The Elasticsearch connector writes data from different topics in Kafka to different indices. All data for a topic will have the same type in Elasticsearch. This allows an independent evolution of schemas for data from different topics. This simplifies the schema evolution because Elasticsearch has one enforcement on mappings; that is, all fields with the same name in the same index must have the same mapping.

Elasticsearch supports dynamic mapping: when it encounters previously unknown field in a document, it uses dynamic mapping to determine the datatype for the field and automatically adds the new field to the type mapping.

When dynamic mapping is enabled, the Elasticsearch connector supports schema evolution. This is because mappings in Elasticsearch are more flexible than the schema evolution allowed in Connect when different converters are used. For example, when the Avro converter is used, backward, forward, and fully compatible schema evolutions are allowed.
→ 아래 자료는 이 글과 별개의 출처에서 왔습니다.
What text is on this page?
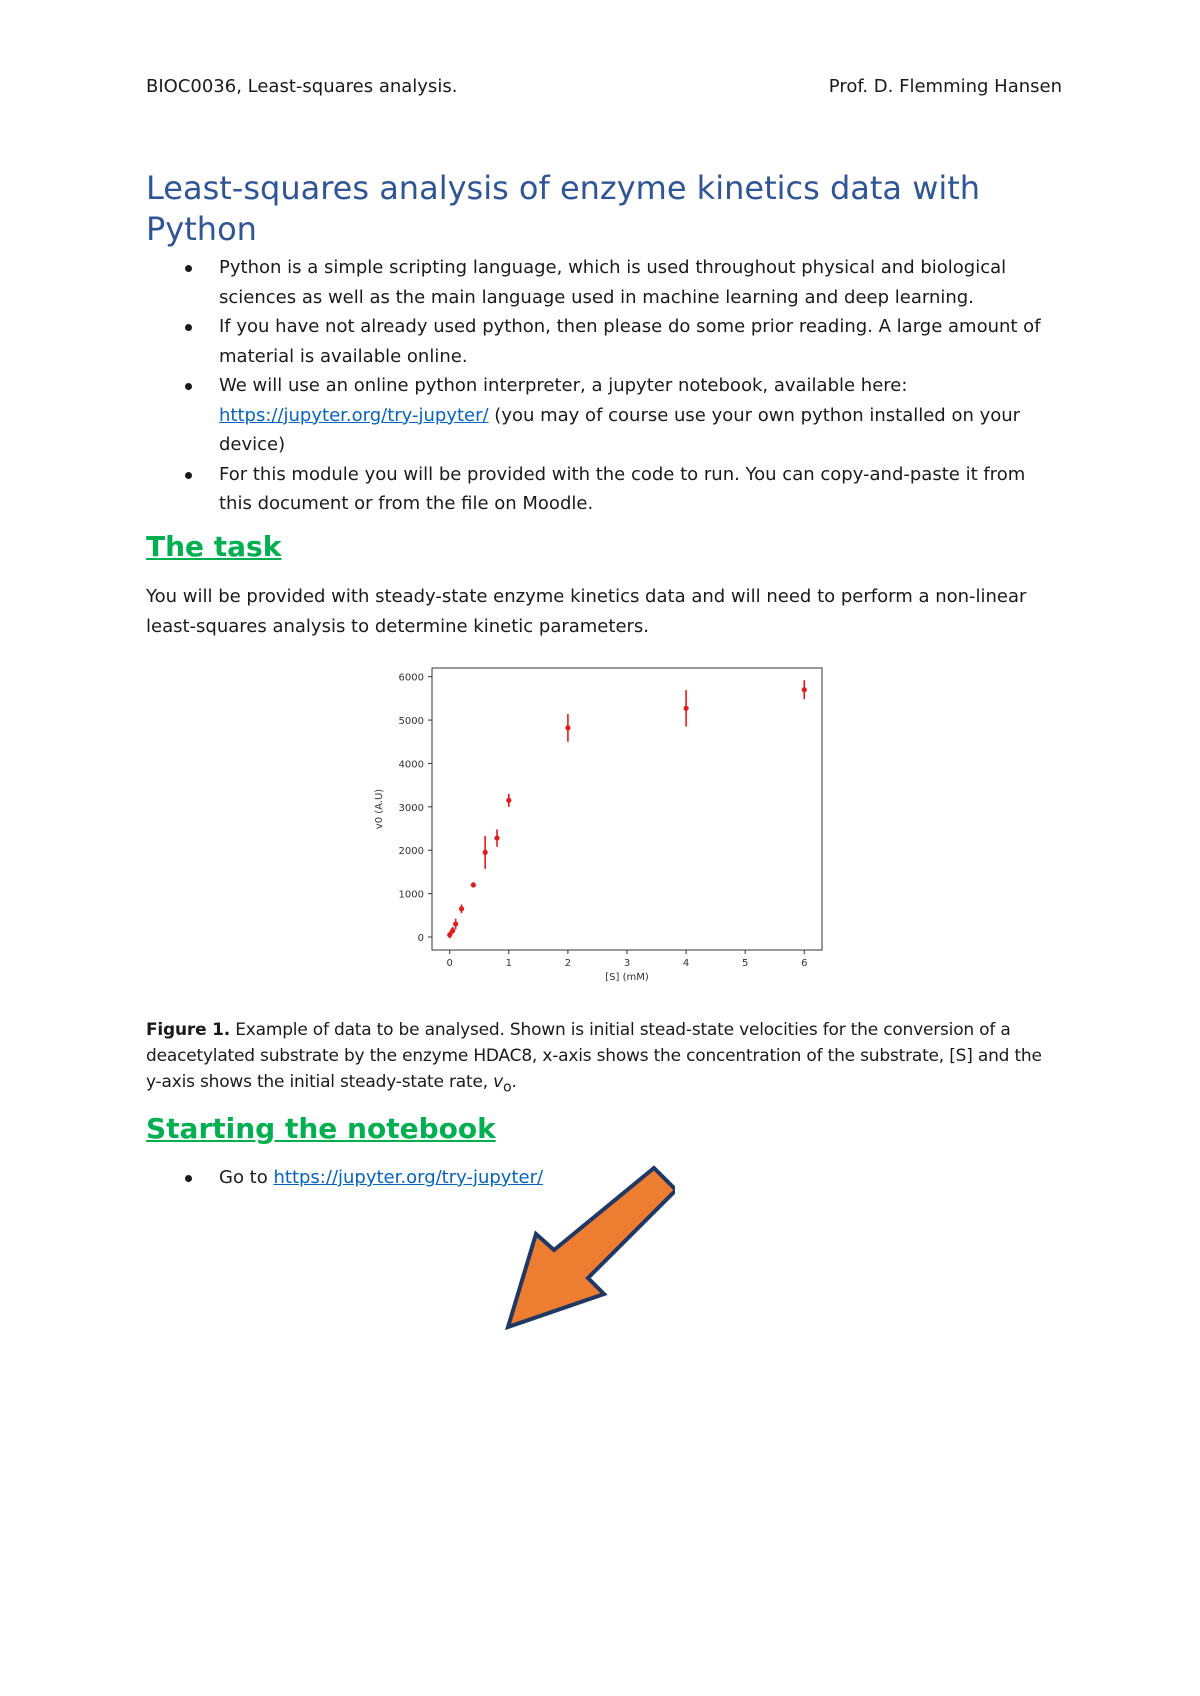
BIOC0036, Least-squares analysis.	Prof. D. Flemming Hansen
Least-squares analysis of enzyme kinetics data with Python
Python is a simple scripting language, which is used throughout physical and biological sciences as well as the main language used in machine learning and deep learning.
If you have not already used python, then please do some prior reading. A large amount of material is available online.
We will use an online python interpreter, a jupyter notebook, available here: https://jupyter.org/try-jupyter/ (you may of course use your own python installed on your device)
For this module you will be provided with the code to run. You can copy-and-paste it from this document or from the file on Moodle.
The task

You will be provided with steady-state enzyme kinetics data and will need to perform a non-linear least-squares analysis to determine kinetic parameters.

0
1000
2000
3000
4000
5000
6000
0	1	2	3	4	5	6
[S] (mM)
v0 (A.U)

Figure 1. Example of data to be analysed. Shown is initial stead-state velocities for the conversion of a deacetylated substrate by the enzyme HDAC8, x-axis shows the concentration of the substrate, [S] and the y-axis shows the initial steady-state rate, $v_o$.

Starting the notebook
Go to https://jupyter.org/try-jupyter/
When dynamic mapping is enabled, the Elasticsearch connector allows the following schema changes:

Adding Fields: Adding one or more fields to Kafka messages. Elasticsearch adds the new fields to the mapping when dynamic mapping is enabled. Removing Fields: Removing one or more fields from Kafka messages. Missing fields are treated as the null value defined for those fields in the mapping. Changing types that can be merged: Changing a field from integer type to string type. Elasticsearch can convert integers to strings. The following change is not allowed:

Changing types that can not be merged: Changing a field from a string type to an integer type. Because mappings are more flexible, schema compatibility should be enforced when writing data to Kafka.